In 1969, when the words “Houston, Tranquility Base here. The Eagle has landed.” were broadcast to the world, anxious onlookers on Earth knew Apollo 11 had successfully landed on the Moon. From that moment on, the Moon was no longer an unreachable celestial body, but a place humanity had actually reached.
Fifty-seven years later, NASA’s Artemis II has once again carried out a crewed lunar mission . The ultimate goal of the Artemis program is to establish a permanent base at the Moon’s south pole and use it as a stepping stone to Mars. This signals a shift in lunar activity from exploratory first steps to a new phase focused on sustained access, long-term use, and rule-making.
Today’s competition over the Moon is one of governance, made up of three dimensions: the ability to access the Moon on a sustained basis, occupying key locations, and rule-making.
The Moon is being reimagined as a place that can be used over the long term. Growing attention is being paid to the lunar south pole, with water ice resources and the Moon’s potential role in deep-space resupply becoming increasingly important. Water ice is not only essential for potable water, but can also be split into oxygen and hydrogen to provide breathable air for astronauts and fuel for spacecraft. The Moon also contains critical minerals: iron, titanium, rare earth elements, and helium-3. All this places the Moon within a broader vision of space infrastructure, as a staging point for deep-space activities, a testing platform, and a logistical frontier. The more consistently a country can access the Moon, the more likely it is to gain an early advantage in the future architecture of deep-space activity.
Once a long-term presence and the use of resources become realistic goals, competition will quickly develop over a limited number of high-value areas. Although the Outer Space Treaty prohibits states from claiming sovereignty over the Moon, this does not mean that there is no spatial competition on the lunar surface. The reason is simple: the Moon is not a uniform environment. Limited areas near the lunar south pole are suitable for long-term operations, proximate to resources, relatively well illuminated on elevated terrain, and favourable for communications and energy support.

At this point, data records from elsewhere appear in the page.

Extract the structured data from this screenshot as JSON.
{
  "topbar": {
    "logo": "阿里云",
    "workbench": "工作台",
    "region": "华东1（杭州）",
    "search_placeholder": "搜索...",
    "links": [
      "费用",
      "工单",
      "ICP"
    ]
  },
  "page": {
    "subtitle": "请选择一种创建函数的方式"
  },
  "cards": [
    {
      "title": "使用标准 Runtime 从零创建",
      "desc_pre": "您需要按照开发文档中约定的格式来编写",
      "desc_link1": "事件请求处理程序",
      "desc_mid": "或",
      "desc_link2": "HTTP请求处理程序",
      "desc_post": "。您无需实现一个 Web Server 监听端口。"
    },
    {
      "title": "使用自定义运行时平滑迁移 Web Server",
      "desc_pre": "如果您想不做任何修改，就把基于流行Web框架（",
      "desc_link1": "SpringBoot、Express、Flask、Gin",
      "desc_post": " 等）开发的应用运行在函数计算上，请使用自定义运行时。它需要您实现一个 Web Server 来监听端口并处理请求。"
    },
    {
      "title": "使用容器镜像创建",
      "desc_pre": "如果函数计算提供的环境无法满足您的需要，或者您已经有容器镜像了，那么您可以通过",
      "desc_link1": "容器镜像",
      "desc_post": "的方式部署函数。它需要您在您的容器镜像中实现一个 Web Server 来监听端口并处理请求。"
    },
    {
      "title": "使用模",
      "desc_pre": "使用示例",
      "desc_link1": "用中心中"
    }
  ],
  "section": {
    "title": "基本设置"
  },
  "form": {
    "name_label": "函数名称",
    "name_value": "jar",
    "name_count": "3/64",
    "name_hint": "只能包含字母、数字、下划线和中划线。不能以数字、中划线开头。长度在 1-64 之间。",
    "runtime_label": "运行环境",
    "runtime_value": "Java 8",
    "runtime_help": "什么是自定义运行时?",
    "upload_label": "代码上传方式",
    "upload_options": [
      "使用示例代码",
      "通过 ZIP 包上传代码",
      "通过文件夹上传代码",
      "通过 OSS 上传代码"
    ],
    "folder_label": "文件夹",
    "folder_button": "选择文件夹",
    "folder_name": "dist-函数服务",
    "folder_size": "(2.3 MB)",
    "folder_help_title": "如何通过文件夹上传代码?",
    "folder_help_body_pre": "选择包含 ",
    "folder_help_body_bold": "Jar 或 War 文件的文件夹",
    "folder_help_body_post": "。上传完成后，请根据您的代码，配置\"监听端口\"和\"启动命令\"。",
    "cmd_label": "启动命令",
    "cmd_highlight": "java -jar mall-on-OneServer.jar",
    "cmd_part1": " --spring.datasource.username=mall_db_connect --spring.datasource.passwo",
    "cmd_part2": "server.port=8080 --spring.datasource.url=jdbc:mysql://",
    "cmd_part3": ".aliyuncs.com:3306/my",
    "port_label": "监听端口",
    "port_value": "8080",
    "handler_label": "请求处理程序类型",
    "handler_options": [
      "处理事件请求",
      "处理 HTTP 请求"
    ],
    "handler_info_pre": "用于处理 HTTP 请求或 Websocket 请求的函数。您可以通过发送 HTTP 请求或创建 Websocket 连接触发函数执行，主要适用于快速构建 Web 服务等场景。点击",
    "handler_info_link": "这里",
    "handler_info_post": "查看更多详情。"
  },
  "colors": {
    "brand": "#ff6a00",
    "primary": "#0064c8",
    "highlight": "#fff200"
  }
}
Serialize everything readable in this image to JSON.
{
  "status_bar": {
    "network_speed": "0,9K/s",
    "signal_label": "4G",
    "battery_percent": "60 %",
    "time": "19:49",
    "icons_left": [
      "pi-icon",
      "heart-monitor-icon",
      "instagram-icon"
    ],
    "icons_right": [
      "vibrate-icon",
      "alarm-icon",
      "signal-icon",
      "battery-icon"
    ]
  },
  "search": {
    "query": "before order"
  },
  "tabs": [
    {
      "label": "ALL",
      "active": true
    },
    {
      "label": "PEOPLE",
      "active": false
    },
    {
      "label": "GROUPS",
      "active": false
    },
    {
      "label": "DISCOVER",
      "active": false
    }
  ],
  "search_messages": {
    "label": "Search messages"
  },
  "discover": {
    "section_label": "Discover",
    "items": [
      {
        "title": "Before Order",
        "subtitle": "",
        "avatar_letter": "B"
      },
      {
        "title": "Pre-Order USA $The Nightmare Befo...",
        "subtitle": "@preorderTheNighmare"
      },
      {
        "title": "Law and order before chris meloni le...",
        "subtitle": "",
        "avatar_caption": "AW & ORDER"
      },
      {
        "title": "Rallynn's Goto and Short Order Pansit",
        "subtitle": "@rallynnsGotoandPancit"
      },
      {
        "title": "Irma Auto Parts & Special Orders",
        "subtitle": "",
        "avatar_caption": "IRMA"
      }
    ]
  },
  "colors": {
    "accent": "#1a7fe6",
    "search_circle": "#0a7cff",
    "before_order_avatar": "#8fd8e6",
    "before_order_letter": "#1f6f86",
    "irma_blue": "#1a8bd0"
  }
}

As lunar activity becomes more routine, the demand for rules will become more explicit.
This makes early access to these key areas a central question in future lunar governance. Such an advantage may not take the form of a formal sovereignty claim but it could gradually produce a de facto priority position through infrastructure deployment, the expansion of operational radius, security requirements, and mission coordination. States may not need to declare ownership of areas on the Moon to be best positioned to exert influence.
As states, institutions, and commercial actors become more involved in lunar activities, competition about rule-making will emerge. How should resource extraction be defined? How should the boundaries between different bases be coordinated? How should so-called “safety zones” or mission protection areas be understood? Which actions count as normal operations, and which may be seen as exclusionary expansion? These questions may appear technical on the surface, but they are fundamental questions of governance. As lunar activity becomes more routine, the demand for rules will become more explicit, and those rules will inevitably reflect differences in interests, risk perceptions, and power competition.
Although the Artemis Accords provide a set of shared principles to strengthen the governance of the civil exploration and use of outer space, lunar governance is unlikely to emerge first in the form of a single, complete and universally accepted legal regime. A more likely scenario is that rules will be generated by first movers: states that enter first, deploy first, and coordinate first, and then consolidate these operational practices into norms.
In this process, the role of middle powers deserves particular attention. As signatories to the Artemis Accords, countries including Australia are no longer merely observers of lunar competition. They are being drawn into an institutional process centred on the coordination of principles, cooperative implementation, and the definition of operational boundaries. Through cooperative missions, technical standards, security arrangements, and operational practices they will gradually become part of the formation of a future framework for lunar governance. For these middle powers, the lunar competition is no longer just whether to join a particular initiative, but how to position themselves early in a governance structure that is still taking shape.
The Moon may still appear distant in the sky. But competition over its governance has already begun.